Put simply, investing is the most effective and safest way to make your money work for you. There is a lot to learn, and there are certainly bad investments, but by following some simple rules of investing, you can decrease your risk and grow your money into wealth.
A mutual fund, because it is an investment in many different securities, will provide the necessary stability against sudden fluctuations in any given security.
But mutual funds can rarely offer the significant returns of individual stocks. So it is important to hold both.
The stocks will take more time to research, and we will walk you through the process of finding suitable stocks to invest in, in Stocks 101.
But don't skimp on the research when choosing mutual funds, as dogs abound. We'll walk you through the basics in Mutual Funds 101.
A retirement account like a 401(k) or IRA is the default suggestion for beginning investors, primarily because of the immediate tax benefits contributions to traditional IRAs are tax-deductible for the current tax year, while contributions to a 401(k) are pretax earnings and not subject to income tax (401(k) contributions are, however subject to FICA withholdings).
But these accounts are illiquid they cannot be sold without severe tax consequences (including a 10% penalty off the top of your earnings). Further, when you finally get around to retiring, withdrawals will be taxed as ordinaary income.
Taxable brokerage accounts, however, are almost always taxed at a lower rate than regular income (especially if you hold your investments for over one year), and can provide much-needed liquidity in the case of an emergency.
Finally, the Roth IRA, which is an IRA where the contribution is after tax but withdrawals are after-tax, provide the perfect environment for short-term trading, since gains are tax-free. If liquidity is not an issue, then a Roth is the place to make short-term trades.
Eventually you will have both IRAs and taxable accounts, and possibly a 401(k). But speak with a tax professional or Certified Financial Planner to determine which kind of account is best for your needs right now.
When starting investing it is important to determine what level of investment you should commit to. If you invest too much, you may not have the money you need to cover emergency situations like unexpected health expenses. With your money in investment accounts you cannot liquidate without adverse tax consequences.
Conversely, if you invest too little you may not achieve your investment goals.

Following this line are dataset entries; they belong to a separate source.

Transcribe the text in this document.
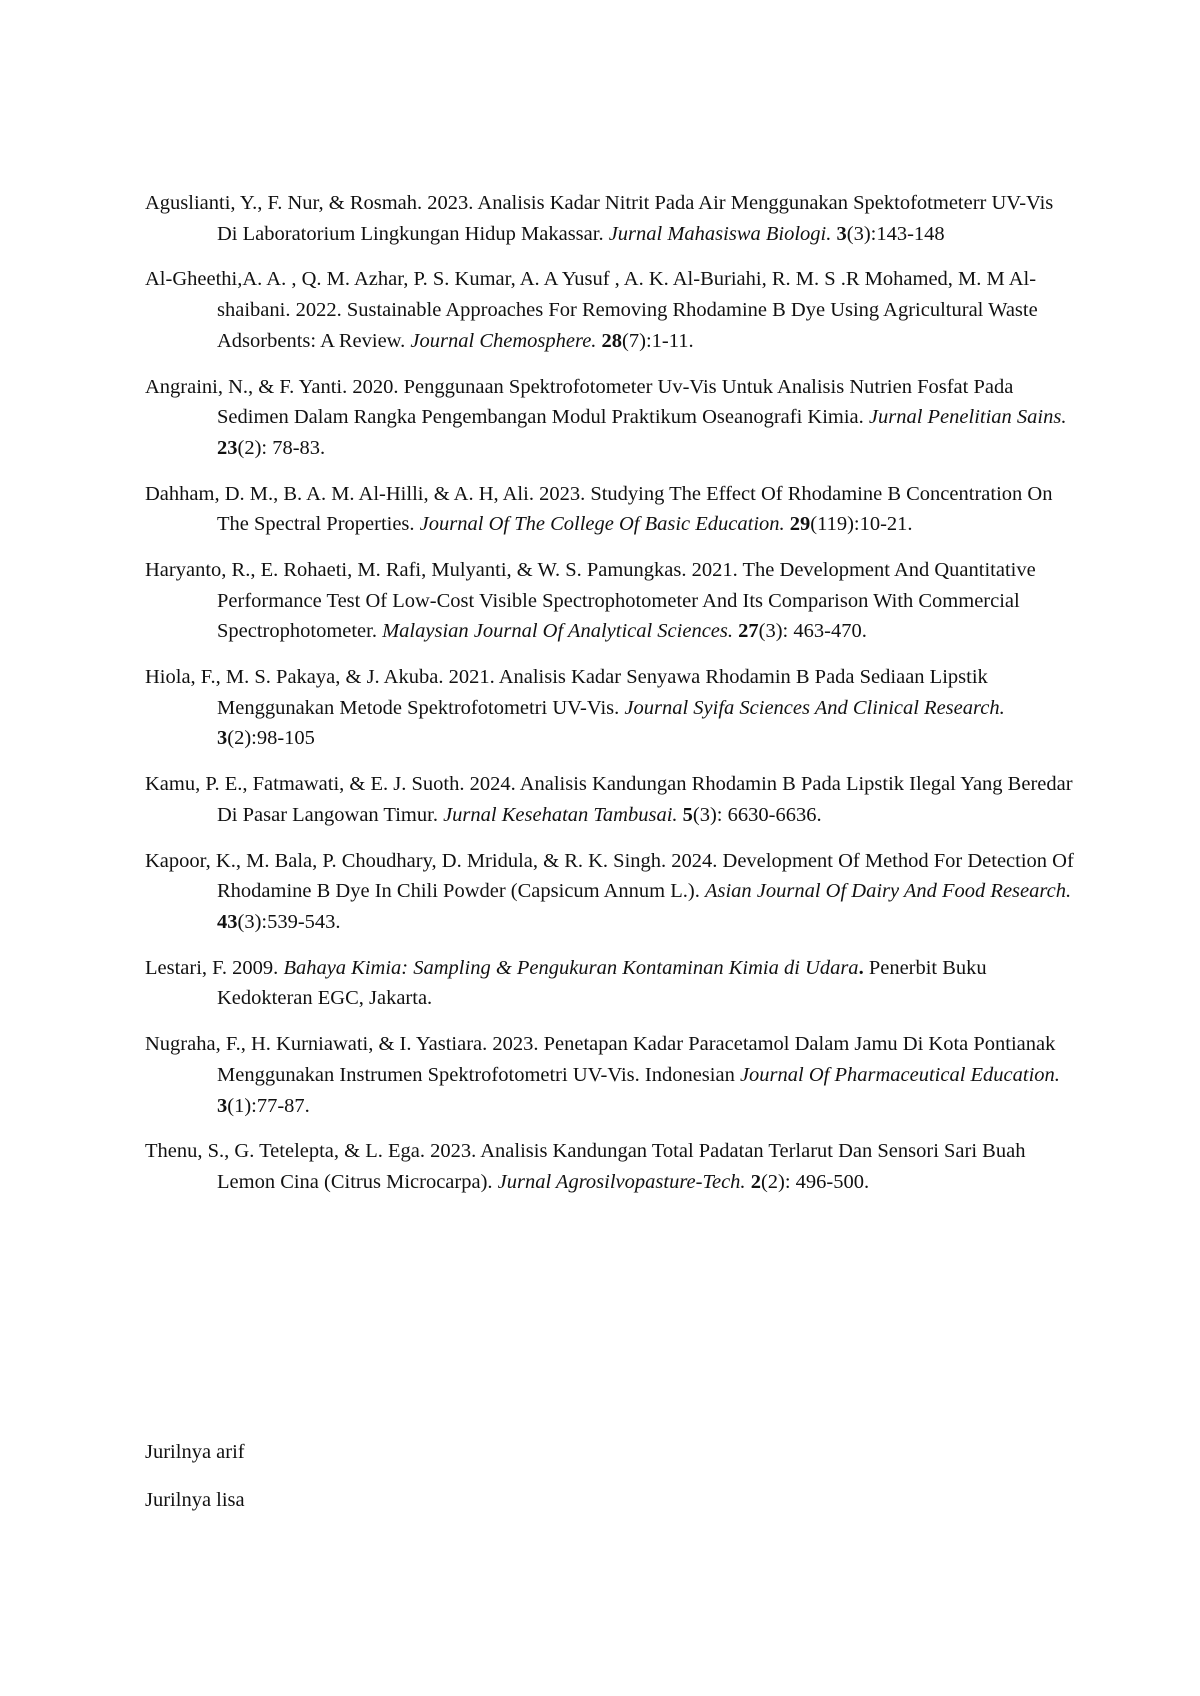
Aguslianti, Y., F. Nur, & Rosmah. 2023. Analisis Kadar Nitrit Pada Air Menggunakan Spektofotmeterr UV-Vis Di Laboratorium Lingkungan Hidup Makassar. Jurnal Mahasiswa Biologi. 3(3):143-148

Al-Gheethi,A. A. , Q. M. Azhar, P. S. Kumar, A. A Yusuf , A. K. Al-Buriahi, R. M. S .R Mohamed, M. M Al-shaibani. 2022. Sustainable Approaches For Removing Rhodamine B Dye Using Agricultural Waste Adsorbents: A Review. Journal Chemosphere. 28(7):1-11.

Angraini, N., & F. Yanti. 2020. Penggunaan Spektrofotometer Uv-Vis Untuk Analisis Nutrien Fosfat Pada Sedimen Dalam Rangka Pengembangan Modul Praktikum Oseanografi Kimia. Jurnal Penelitian Sains. 23(2): 78-83.

Dahham, D. M., B. A. M. Al-Hilli, & A. H, Ali. 2023. Studying The Effect Of Rhodamine B Concentration On The Spectral Properties. Journal Of The College Of Basic Education. 29(119):10-21.

Haryanto, R., E. Rohaeti, M. Rafi, Mulyanti, & W. S. Pamungkas. 2021. The Development And Quantitative Performance Test Of Low-Cost Visible Spectrophotometer And Its Comparison With Commercial Spectrophotometer. Malaysian Journal Of Analytical Sciences. 27(3): 463-470.

Hiola, F., M. S. Pakaya, & J. Akuba. 2021. Analisis Kadar Senyawa Rhodamin B Pada Sediaan Lipstik Menggunakan Metode Spektrofotometri UV-Vis. Journal Syifa Sciences And Clinical Research. 3(2):98-105

Kamu, P. E., Fatmawati, & E. J. Suoth. 2024. Analisis Kandungan Rhodamin B Pada Lipstik Ilegal Yang Beredar Di Pasar Langowan Timur. Jurnal Kesehatan Tambusai. 5(3): 6630-6636.

Kapoor, K., M. Bala, P. Choudhary, D. Mridula, & R. K. Singh. 2024. Development Of Method For Detection Of Rhodamine B Dye In Chili Powder (Capsicum Annum L.). Asian Journal Of Dairy And Food Research. 43(3):539-543.

Lestari, F. 2009. Bahaya Kimia: Sampling & Pengukuran Kontaminan Kimia di Udara. Penerbit Buku Kedokteran EGC, Jakarta.

Nugraha, F., H. Kurniawati, & I. Yastiara. 2023. Penetapan Kadar Paracetamol Dalam Jamu Di Kota Pontianak Menggunakan Instrumen Spektrofotometri UV-Vis. Indonesian Journal Of Pharmaceutical Education. 3(1):77-87.

Thenu, S., G. Tetelepta, & L. Ega. 2023. Analisis Kandungan Total Padatan Terlarut Dan Sensori Sari Buah Lemon Cina (Citrus Microcarpa). Jurnal Agrosilvopasture-Tech. 2(2): 496-500.

Jurilnya arif
Jurilnya lisa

It is common for financial planners to suggest holding threee to six months of salary in a savings account before moving any money into investments. While in a perfect world this would be ideal, we feel it is unnecessarily high for young investors. If you're holding two months' salary in a savings account you should be able to cover any unexpected expenses. Holding any more in a savings account will limit the potential of your investments.